Un conflit peu traité parce que peu compris est celui du Haut Karabach. Valery Melnikov est photographe spécialisé dans les problèmes du Caucase. Il a la confiance des populations locales. Il est accepté dans les familles. Il montre ici la détresse d’Azat et Anaïk, couple arménien contraint de quitter sa maison de Lachin et de céder la place à l’autorité d’Azerbaïdjan sur cette région perdue.

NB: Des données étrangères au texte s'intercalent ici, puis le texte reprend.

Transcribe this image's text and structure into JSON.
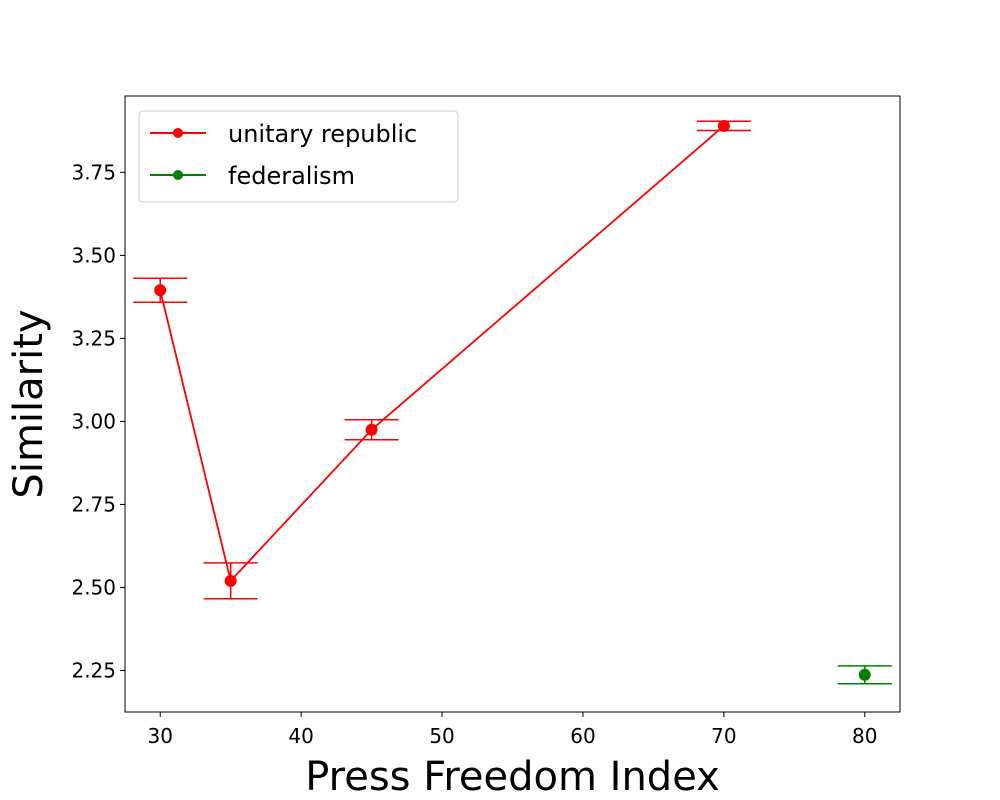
{
  "chart_data": {
    "type": "line",
    "title": "",
    "xlabel": "Press Freedom Index",
    "ylabel": "Similarity",
    "xlim": [
      27.5,
      82.5
    ],
    "ylim": [
      2.125,
      3.98
    ],
    "xticks": [
      30,
      40,
      50,
      60,
      70,
      80
    ],
    "yticks": [
      2.25,
      2.5,
      2.75,
      3.0,
      3.25,
      3.5,
      3.75
    ],
    "xtick_labels": [
      "30",
      "40",
      "50",
      "60",
      "70",
      "80"
    ],
    "ytick_labels": [
      "2.25",
      "2.50",
      "2.75",
      "3.00",
      "3.25",
      "3.50",
      "3.75"
    ],
    "grid": false,
    "legend_position": "upper-left",
    "series": [
      {
        "name": "unitary republic",
        "color": "#ff0000",
        "x": [
          30,
          35,
          45,
          70
        ],
        "y": [
          3.395,
          2.52,
          2.975,
          3.89
        ],
        "err": [
          0.036,
          0.054,
          0.03,
          0.014
        ]
      },
      {
        "name": "federalism",
        "color": "#008000",
        "x": [
          80
        ],
        "y": [
          2.237
        ],
        "err": [
          0.027
        ]
      }
    ]
  }
}
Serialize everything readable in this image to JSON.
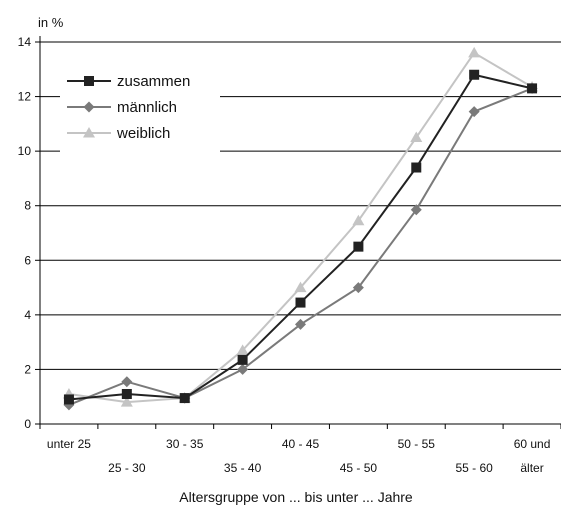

L’explosion du port de Beyrouth dans un Liban en pleine crise le 4 août 2020 est venue donner le coup de grâce à un pays rongé par la corruption, les négligences et un système politique à bout de souffle.  Le Liban doit faire face à la crise sanitaire, à l’afflux de réfugiés et aux séquelles de la guerre chez le voisin syrien. Tout est concentré dans cette photo de Lorenzo Tugnoli : un homme dévêtu, le corps criblé d’éclats, marqué de brûlures, effondré, abattu, alors que les pompiers tentent d’éteindre les incendies qui ravagent le port.

Les problèmes d’environnement et de réchauffement climatique ont largement inspiré les candidats au World Press Photo 2021. A l’heure où l’on parle de la Birmanie pour son coup d’état militaire, je retiens cette image du photographe birman Hkun Lat. Il nous montre une nature coupée en deux à Hpakant: un paysage qui offre d’un côté le calme et la quiétude d’un temple bouddhiste et de l’autre, un versant de la montagne massacré, foré, sculpté pour en extraire le jade vendu dans toute l’Asie et en particulier à la Chine. L’exploitation de cette pierre précieuse rapporte à la Birmanie quelque 30 milliards de dollars chaque année et on peut comprendre que le pays entend continuer à exploiter la mine. Il faut saluer le travail de Hkun Lat, photographe local d’un magazine qui a pleinement conscience des problèmes d’environnement dans son pays et sait les traduire par des images symboliques.

La pandémie de coronavirus touche aussi les animaux marins ; c’est la photo étonnante que présente Ralph Pace, photographe californien sensible à l’usage que nous faisons des masques et autres gants de protection une fois utilisés. Ainsi les lions de mer sur le site de plongée de Monterey en Californie, s’amusent avec ces masques jetés à l’eau et parfois les avalent, ingurgitant ainsi des particules de plastique et des matières nuisibles à leur santé. Poissons et mammifères marins font de même et ces produits microplastiques se retrouvent ensuite dans la chaine alimentaire. On estime qu’avec le covid19, les humains utilisent plus de 120 milliards de masques chaque mois dont une bonne partie se retrouve dans la mer après usage. Avec cette image, Ralph Pace a su trouver le lien entre environnement et épidémie.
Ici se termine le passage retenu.